Frog King eventually returned to Hong Kong and settled down in 1995, where he continued to push boundaries with his installations and street art. In 2011, his solo multimedia art exhibition “Frogtopia-Hongkorucopia” represented Hong Kong at the 54th Venice Biennale, with a perfect combination of calligraphy, collage, painting, photography, sculpture, video, and the iconic frog signature throughout.
In addition to his own creative projects, Frog King has always been very committed to the local art and education scenes, whether he was stage designer at the Experimental Cantonese Opera association of Hong Kong (1970-75) or lecturer at the School of Design of the Hong Kong Polytechnic University (1977-80) – where he even taught Hong Kong most famous director Wong Kar-wai! Since his return to Hong Kong, Frog King has been director of the Museum Project at the Cattle Depot Artist Village, director of the Hong Kong Art Institute, and art course teacher at the Student Union of Hong Kong Polytechnic University.

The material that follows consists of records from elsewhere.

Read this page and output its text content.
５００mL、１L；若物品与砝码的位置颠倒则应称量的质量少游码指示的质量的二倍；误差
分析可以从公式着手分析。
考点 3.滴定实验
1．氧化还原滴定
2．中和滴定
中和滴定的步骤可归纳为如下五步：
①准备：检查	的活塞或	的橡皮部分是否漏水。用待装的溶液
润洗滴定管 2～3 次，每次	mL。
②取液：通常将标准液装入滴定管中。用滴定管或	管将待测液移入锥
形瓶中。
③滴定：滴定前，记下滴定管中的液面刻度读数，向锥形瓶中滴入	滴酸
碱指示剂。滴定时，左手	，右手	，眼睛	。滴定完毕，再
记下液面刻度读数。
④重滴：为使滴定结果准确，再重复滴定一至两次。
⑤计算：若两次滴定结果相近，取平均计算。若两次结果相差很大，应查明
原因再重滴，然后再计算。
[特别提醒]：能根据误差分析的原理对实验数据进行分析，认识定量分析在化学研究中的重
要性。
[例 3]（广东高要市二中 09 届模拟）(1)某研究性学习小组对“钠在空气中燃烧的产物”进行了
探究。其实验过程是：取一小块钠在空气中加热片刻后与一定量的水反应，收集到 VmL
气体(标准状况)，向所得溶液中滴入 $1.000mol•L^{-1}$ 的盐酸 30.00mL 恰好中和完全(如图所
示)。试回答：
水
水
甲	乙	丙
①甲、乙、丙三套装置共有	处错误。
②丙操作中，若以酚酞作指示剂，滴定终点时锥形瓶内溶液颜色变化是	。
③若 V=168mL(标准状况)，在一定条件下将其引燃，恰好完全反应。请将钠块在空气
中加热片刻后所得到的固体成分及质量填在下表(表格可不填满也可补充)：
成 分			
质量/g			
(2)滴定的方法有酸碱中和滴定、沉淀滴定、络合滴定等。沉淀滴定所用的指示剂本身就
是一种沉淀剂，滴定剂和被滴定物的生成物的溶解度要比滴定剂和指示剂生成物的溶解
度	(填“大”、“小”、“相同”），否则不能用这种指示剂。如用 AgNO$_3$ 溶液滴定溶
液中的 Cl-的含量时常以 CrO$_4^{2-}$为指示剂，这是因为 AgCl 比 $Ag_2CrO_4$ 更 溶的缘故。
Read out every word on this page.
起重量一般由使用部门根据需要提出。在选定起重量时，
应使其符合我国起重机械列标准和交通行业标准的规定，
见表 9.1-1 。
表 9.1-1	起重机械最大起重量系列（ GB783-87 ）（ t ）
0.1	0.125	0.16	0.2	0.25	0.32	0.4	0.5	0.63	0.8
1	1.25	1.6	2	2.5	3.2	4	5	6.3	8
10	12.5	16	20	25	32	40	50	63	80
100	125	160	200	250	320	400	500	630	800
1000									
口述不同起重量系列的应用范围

Since 1967, Frog King’s artworks, installations and performances have been showcased at over 3,000 exhibitions and art events worldwide, including London, New York, Paris, Tokyo, Seoul, Toronto, Hong Kong and Singapore. He has also received numerous awards and honours internationally and his work is collected by museums, foundations and private collectors globally.
Despite his success, he has remained true to himself and his inner child. If you want to meet him, you can go to Cattle Depot in Ma Tau Wan, a former century-old slaughterhouse transformed into a village promoting community art. There, you will get chance to discuss with Frog King and to participate to his performances. You will even be able to wear the famous “froggy sunglasses”! Like David Bowie in the 1990!